June 15, 2016
Karen Langley and Angela Couloumbis
HARRISBURG - Last week, it was the state's infamously restrictive alcohol laws that got an unexpected revision. This week, it was pension reform's turn.
On Tuesday, the House easily passed a bill that would change the retirement benefits for future state and school workers. Gov. Wolf said the measure could save the state billions of dollars, and urged the Senate to consider it.
Together, the passage of both bills carried a potentially bigger message: In two weeks, lawmakers worked at a surprisingly swift pace to tackle major issues that complicated last year's budget talks - and could have become roadblocks as talks intensify on next year's spending plan.
"I think they are desperately trying to avoid a repeat of last year," G. Terry Madonna, director of the Center for Politics and Public Affairs at Franklin and Marshall College and a longtime Capitol observer, said Tuesday. "I'm not suggesting that they are suddenly enamored with each other, but they are trying to be pragmatic."
Despite the governor's urging, it was unclear if the Senate would adopt the House's version of a pension reform bill, or if that still could be an impediment to the July 1 state budget deadline.
"It's obviously a completely different [version] than ours, and so we've got to review that," said Senate Majority Leader Jake Corman (R., Center).

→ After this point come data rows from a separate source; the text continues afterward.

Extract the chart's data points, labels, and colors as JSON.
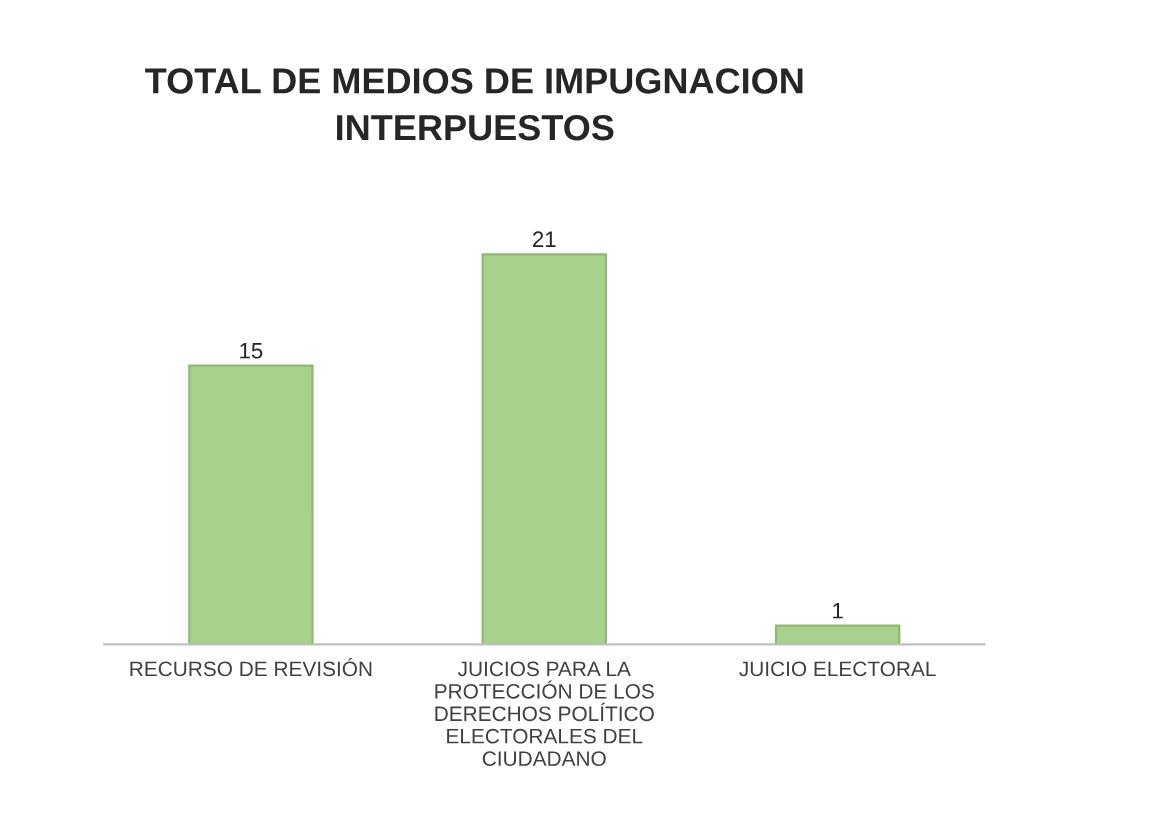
{
  "chart_data": {
    "type": "bar",
    "title": "TOTAL DE MEDIOS DE IMPUGNACION\nINTERPUESTOS",
    "categories": [
      "RECURSO DE REVISIÓN",
      "JUICIOS PARA LA\nPROTECCIÓN DE LOS\nDERECHOS POLÍTICO\nELECTORALES DEL\nCIUDADANO",
      "JUICIO ELECTORAL"
    ],
    "values": [
      15,
      21,
      1
    ],
    "color": "#a9d18e",
    "data_labels": true,
    "grid": false,
    "legend": false
  }
}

In December, the Senate approved a pension bill to establish what is called a "side-by-side hybrid pension plan," which would contain both a less generous version of the traditional retirement benefit for current employees as well as a 401(k)-style plan.
The House plan, by contrast, would create a "stacked hybrid plan," in which new hires would keep the traditional benefit plan for the first $50,000 of their annual salary, indexed for inflation, and get a defined-contribution plan targeted at salaries exceeding $50,000.

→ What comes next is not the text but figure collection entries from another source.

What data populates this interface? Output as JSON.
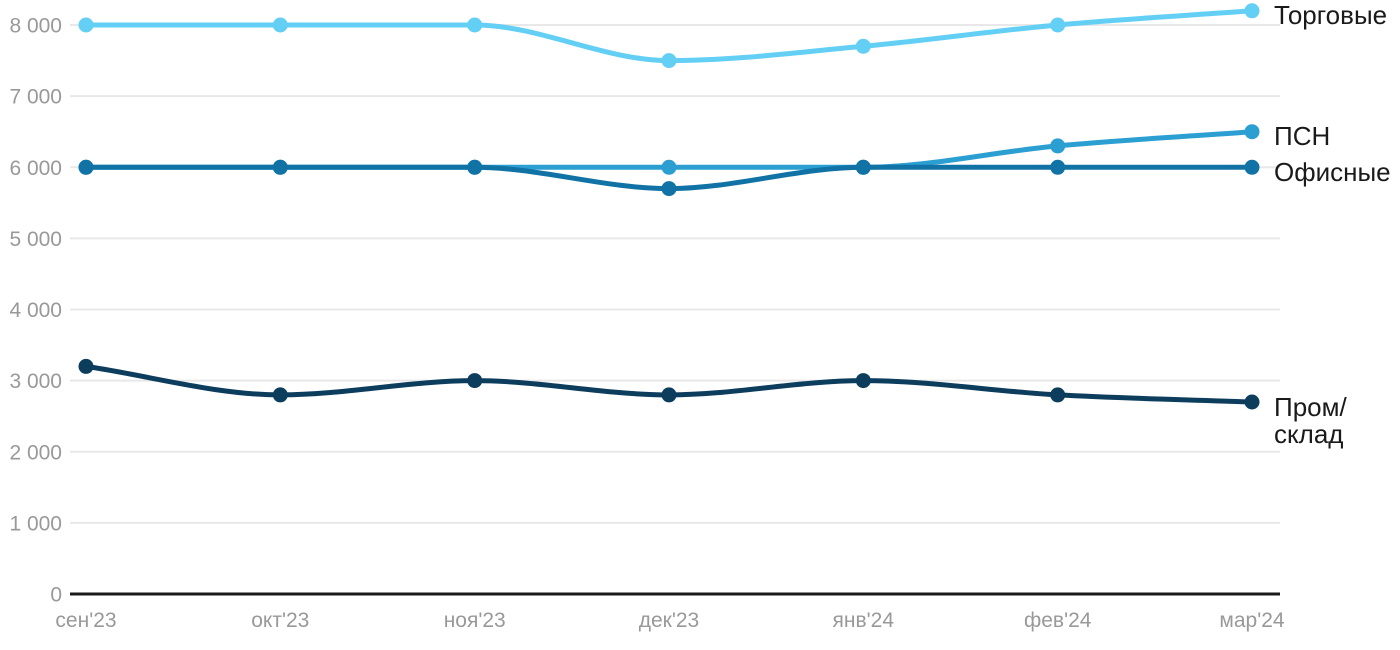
{
  "chart_data": {
    "type": "line",
    "title": "",
    "x_categories": [
      "сен'23",
      "окт'23",
      "ноя'23",
      "дек'23",
      "янв'24",
      "фев'24",
      "мар'24"
    ],
    "y_axis": {
      "ticks": [
        0,
        1000,
        2000,
        3000,
        4000,
        5000,
        6000,
        7000,
        8000
      ],
      "tick_labels": [
        "0",
        "1 000",
        "2 000",
        "3 000",
        "4 000",
        "5 000",
        "6 000",
        "7 000",
        "8 000"
      ],
      "min": 0,
      "max": 8200
    },
    "grid": "horizontal",
    "legend_position": "labels-at-line-ends-right",
    "series": [
      {
        "key": "torgovye",
        "name": "Торговые",
        "label_lines": [
          "Торговые"
        ],
        "color": "#63CFF5",
        "values": [
          8000,
          8000,
          8000,
          7500,
          7700,
          8000,
          8200
        ]
      },
      {
        "key": "psn",
        "name": "ПСН",
        "label_lines": [
          "ПСН"
        ],
        "color": "#2B9FD1",
        "values": [
          6000,
          6000,
          6000,
          6000,
          6000,
          6300,
          6500
        ]
      },
      {
        "key": "ofisnye",
        "name": "Офисные",
        "label_lines": [
          "Офисные"
        ],
        "color": "#1173A5",
        "values": [
          6000,
          6000,
          6000,
          5700,
          6000,
          6000,
          6000
        ]
      },
      {
        "key": "prom-sklad",
        "name": "Пром/склад",
        "label_lines": [
          "Пром/",
          "склад"
        ],
        "color": "#0D3D5D",
        "values": [
          3200,
          2800,
          3000,
          2800,
          3000,
          2800,
          2700
        ]
      }
    ],
    "colors": {
      "grid": "#E8E8E8",
      "axis": "#1A1A1A",
      "tick_text": "#999999",
      "series_label_text": "#1A1A1A",
      "background": "#FFFFFF"
    }
  }
}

House Republicans say their bill is projected to save the state $5.05 billion over 32 years - or $1.03 billion in current dollars.
Pennsylvania's pension problem is hardly a new issue - legislators have been struggling for years to find ways to rein in the rapidly rising cost of the state's pension funds for state and public school employees.

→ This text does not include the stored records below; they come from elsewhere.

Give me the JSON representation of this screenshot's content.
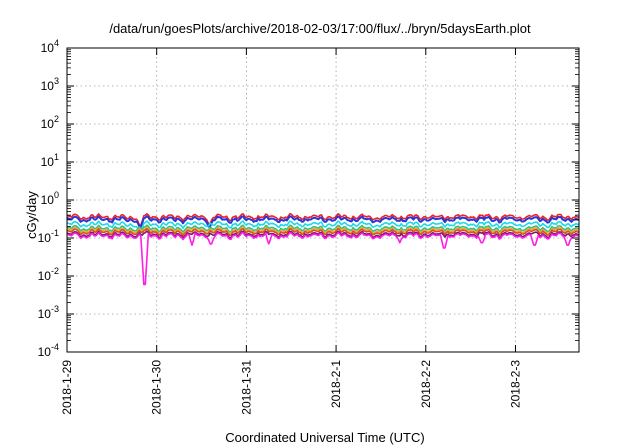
{
  "chart_data": {
    "type": "line",
    "title": "/data/run/goesPlots/archive/2018-02-03/17:00/flux/../bryn/5daysEarth.plot",
    "xlabel": "Coordinated Universal Time (UTC)",
    "ylabel": "cGy/day",
    "yscale": "log",
    "ylim": [
      0.0001,
      10000
    ],
    "yticks": [
      {
        "base": "10",
        "exp": "4"
      },
      {
        "base": "10",
        "exp": "3"
      },
      {
        "base": "10",
        "exp": "2"
      },
      {
        "base": "10",
        "exp": "1"
      },
      {
        "base": "10",
        "exp": "0"
      },
      {
        "base": "10",
        "exp": "-1"
      },
      {
        "base": "10",
        "exp": "-2"
      },
      {
        "base": "10",
        "exp": "-3"
      },
      {
        "base": "10",
        "exp": "-4"
      }
    ],
    "xlim": [
      "2018-01-29",
      "2018-02-03T17:00"
    ],
    "xticks": [
      "2018-1-29",
      "2018-1-30",
      "2018-1-31",
      "2018-2-1",
      "2018-2-2",
      "2018-2-3"
    ],
    "grid": true,
    "legend": "none",
    "series": [
      {
        "color": "#e8242b",
        "level": 0.36,
        "dips": [
          {
            "t": "2018-01-29T19:30",
            "v": 0.22
          },
          {
            "t": "2018-01-30T14:00",
            "v": 0.24
          }
        ]
      },
      {
        "color": "#2d34d6",
        "level": 0.31,
        "dips": [
          {
            "t": "2018-01-29T19:30",
            "v": 0.2
          },
          {
            "t": "2018-01-30T14:00",
            "v": 0.2
          }
        ]
      },
      {
        "color": "#1ad9e8",
        "level": 0.23,
        "dips": [
          {
            "t": "2018-01-29T19:30",
            "v": 0.14
          }
        ]
      },
      {
        "color": "#33c27a",
        "level": 0.18,
        "dips": []
      },
      {
        "color": "#f3a33a",
        "level": 0.16,
        "dips": []
      },
      {
        "color": "#d44f26",
        "level": 0.145,
        "dips": []
      },
      {
        "color": "#7a1a6e",
        "level": 0.125,
        "dips": []
      },
      {
        "color": "#ff1fe6",
        "level": 0.115,
        "dips": [
          {
            "t": "2018-01-29T20:45",
            "v": 0.006
          },
          {
            "t": "2018-01-30T09:30",
            "v": 0.065
          },
          {
            "t": "2018-01-30T14:30",
            "v": 0.07
          },
          {
            "t": "2018-01-31T06:00",
            "v": 0.07
          },
          {
            "t": "2018-02-01T17:00",
            "v": 0.075
          },
          {
            "t": "2018-02-02T05:00",
            "v": 0.055
          },
          {
            "t": "2018-02-02T15:00",
            "v": 0.075
          },
          {
            "t": "2018-02-03T05:00",
            "v": 0.065
          },
          {
            "t": "2018-02-03T14:00",
            "v": 0.065
          }
        ]
      }
    ]
  }
}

The fundamental problem is that the two funds have a combined unfunded liability of roughly $64 billion. That gaping hole is the result of bad luck and, many argue, bad politics: lackluster investment returns, combined with state officials' decisions over the last 15 years to make generous enhancements to retirement benefits and forgo payments or underfund the system.
Rick Dreyfuss, an actuary who has testified before a House committee on pension reform, said the problem with the proposals advocated in the Capitol - including the one that passed Tuesday - is that they do not address the debt already owed on the two funds.